If there was any doubt about the importance of the internet and social networking all you need to do is look at what has unfolded in Egypt over the past week. Although it is not the first time the internet and social media have been used to organize protests and rallies it may be the first time that it has been used as the staging ground of a revolution.

If there was any doubt about the importance of the internet and social networking all you need to do is look at what has unfolded in Egypt over the past week.  Although it is not the first time the internet and social media have been used to organize protests and rallies it may be the first time that it has been used as the staging ground of a revolution. 

For all the bad things you can think about when it comes to the internet it is hard to deny that the internet has provided people with ability to change the outcome of the course of history. Over the past few years we have been witness to the power of the internet.  In 2009 after the Presidential elections in Iran we watched as thousands of protesters took to the street denouncing the election. What made this protest so different was the dependence on social-networking for communication with each other and the outside world.  The protest was actually dubbed the “Twitter Revolution” because of the protesters’ reliance on Twitter. 

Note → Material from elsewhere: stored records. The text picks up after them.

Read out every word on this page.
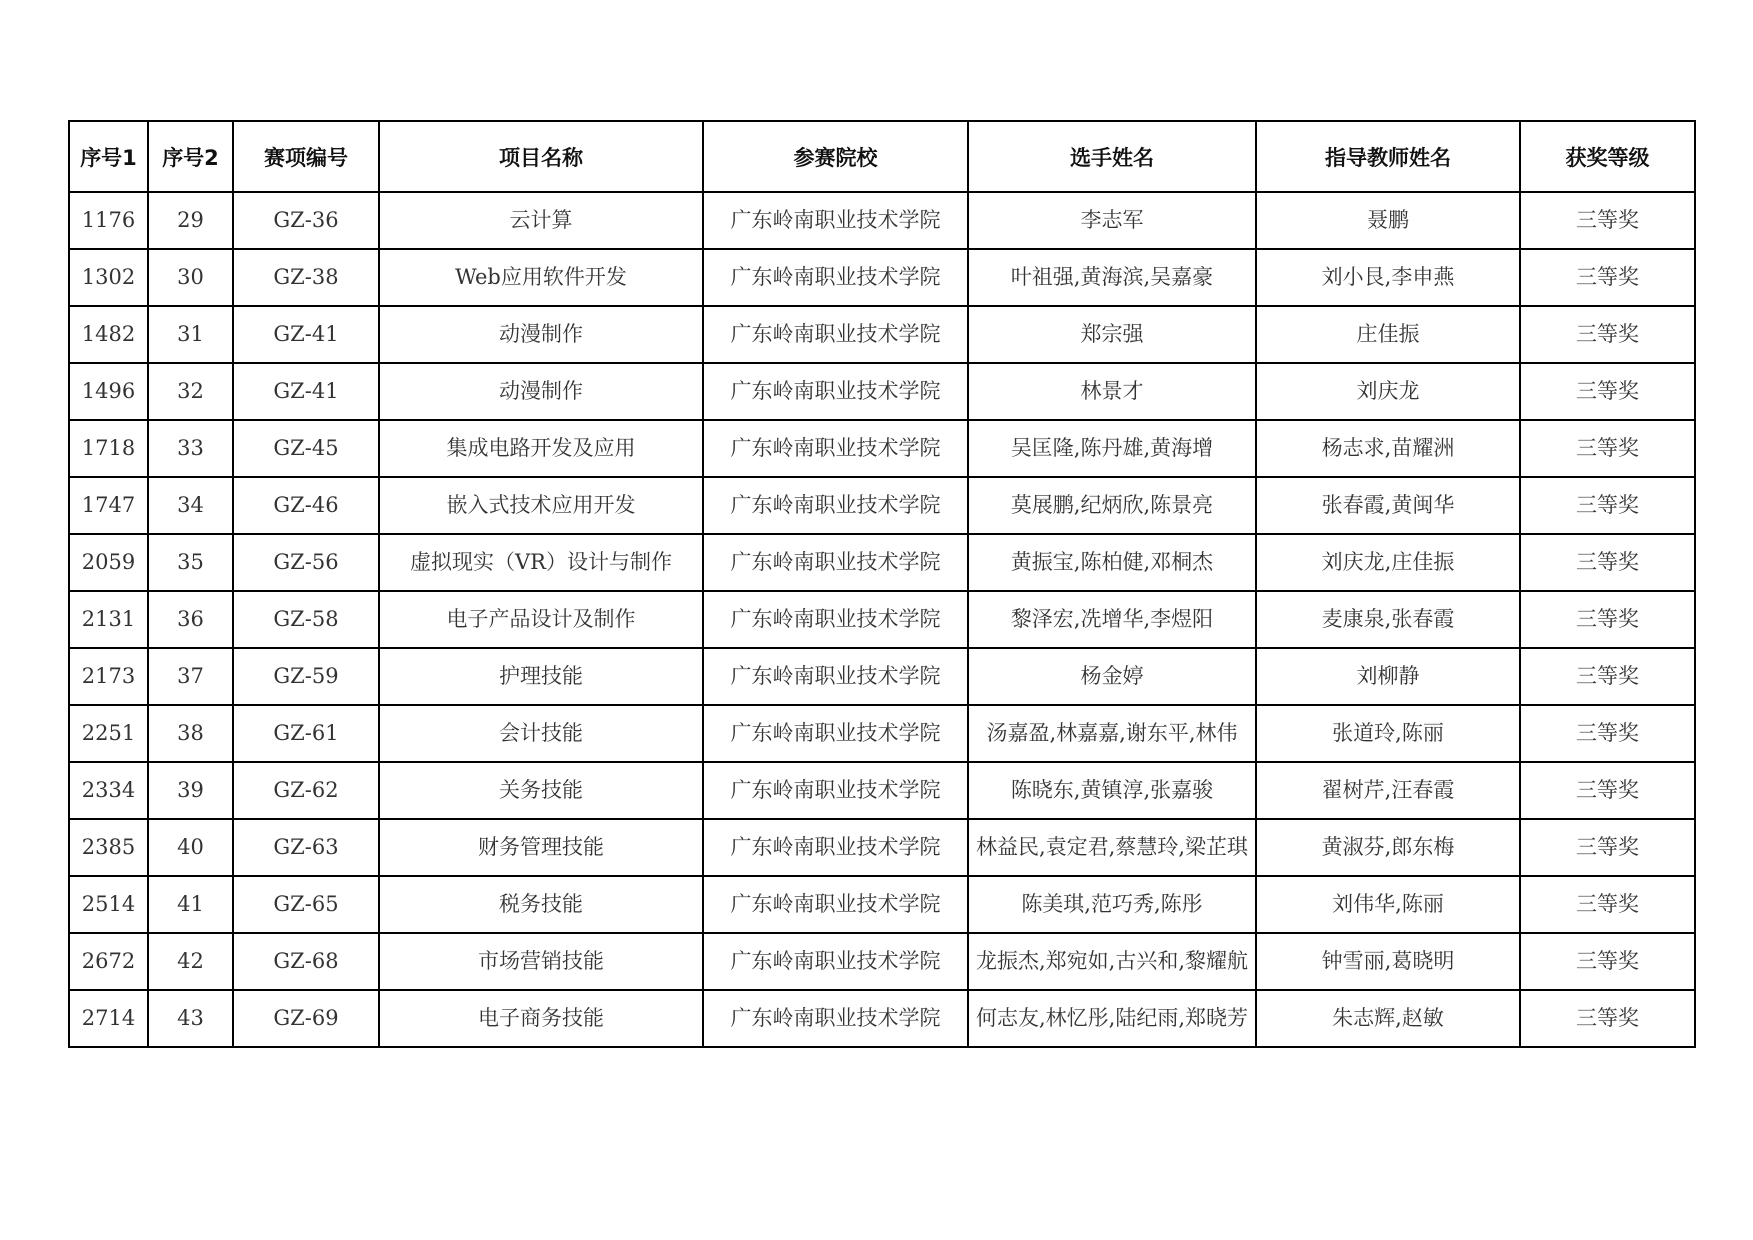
序号1	序号2	赛项编号	项目名称	参赛院校	选手姓名	指导教师姓名	获奖等级
1176	29	GZ-36	云计算	广东岭南职业技术学院	李志军	聂鹏	三等奖
1302	30	GZ-38	Web应用软件开发	广东岭南职业技术学院	叶祖强,黄海滨,吴嘉豪	刘小艮,李申燕	三等奖
1482	31	GZ-41	动漫制作	广东岭南职业技术学院	郑宗强	庄佳振	三等奖
1496	32	GZ-41	动漫制作	广东岭南职业技术学院	林景才	刘庆龙	三等奖
1718	33	GZ-45	集成电路开发及应用	广东岭南职业技术学院	吴匡隆,陈丹雄,黄海增	杨志求,苗耀洲	三等奖
1747	34	GZ-46	嵌入式技术应用开发	广东岭南职业技术学院	莫展鹏,纪炳欣,陈景亮	张春霞,黄闽华	三等奖
2059	35	GZ-56	虚拟现实（VR）设计与制作	广东岭南职业技术学院	黄振宝,陈柏健,邓桐杰	刘庆龙,庄佳振	三等奖
2131	36	GZ-58	电子产品设计及制作	广东岭南职业技术学院	黎泽宏,冼增华,李煜阳	麦康泉,张春霞	三等奖
2173	37	GZ-59	护理技能	广东岭南职业技术学院	杨金婷	刘柳静	三等奖
2251	38	GZ-61	会计技能	广东岭南职业技术学院	汤嘉盈,林嘉嘉,谢东平,林伟	张道玲,陈丽	三等奖
2334	39	GZ-62	关务技能	广东岭南职业技术学院	陈晓东,黄镇淳,张嘉骏	翟树芹,汪春霞	三等奖
2385	40	GZ-63	财务管理技能	广东岭南职业技术学院	林益民,袁定君,蔡慧玲,梁芷琪	黄淑芬,郎东梅	三等奖
2514	41	GZ-65	税务技能	广东岭南职业技术学院	陈美琪,范巧秀,陈彤	刘伟华,陈丽	三等奖
2672	42	GZ-68	市场营销技能	广东岭南职业技术学院	龙振杰,郑宛如,古兴和,黎耀航	钟雪丽,葛晓明	三等奖
2714	43	GZ-69	电子商务技能	广东岭南职业技术学院	何志友,林忆彤,陆纪雨,郑晓芳	朱志辉,赵敏	三等奖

President Obama could not have become president if it was not for his campaign’s mastery of internet campaigning. Although he is not the first politician to use the internet, Obama has been the most successful to date. He not only used the internet to raise money but to spread his message, rebuttal criticism, advertise, communicate directly with his base  and most importantly he was able to gather an army of supporters to put the boots on the ground so to speak, to knock on doors and spread his message across the United States. Obama energized the youth who saw him not as some untouchable elite who was out of touch with modern times. They saw him as one of them using his Blackberry, YouTube and social media like they did with their friends and peers. Obama was one of them. 

No story of the internet’s ability to organize would be complete without talking about the Tea Party movement in the United States. Despite running candidates and trying to take over Washington DC, the Tea Party is not a political party like the Democrats or Republicans. The Tea Party is a grassroots movement that is more a coalition of conservative-leaning Americans who feel that they were not supported by any political party in the United States. The Tea Party’s number one political figure, Sarah Palin has used Social Media and the internet to carefully craft her message. She only gives interviews to media outlets that are friendly to her message, so when she is not being thrown softballs by Fox News pundits, she can be found commenting from her Facebook page, Twitter account or email list. The internet has changed the way Americans will play politics forever. 

In Egypt, where the protesters are calling on the removal of the 30 year dictator Hosni Mubarak, it was not the poor, uneducated masses that started this revolution. It was the educated, connected and youthful who have decided enough was enough. They used social-networking to coordinate their actions and now as the world awaits the outcome. It is the internet that keeps people updated, not day by day or hour by hour as part of some news cycle, but second by second thanks to social media. The internet is playing such a vital role in information flow that China has blocked all information about the uprising out of fears of similar events unfolding there.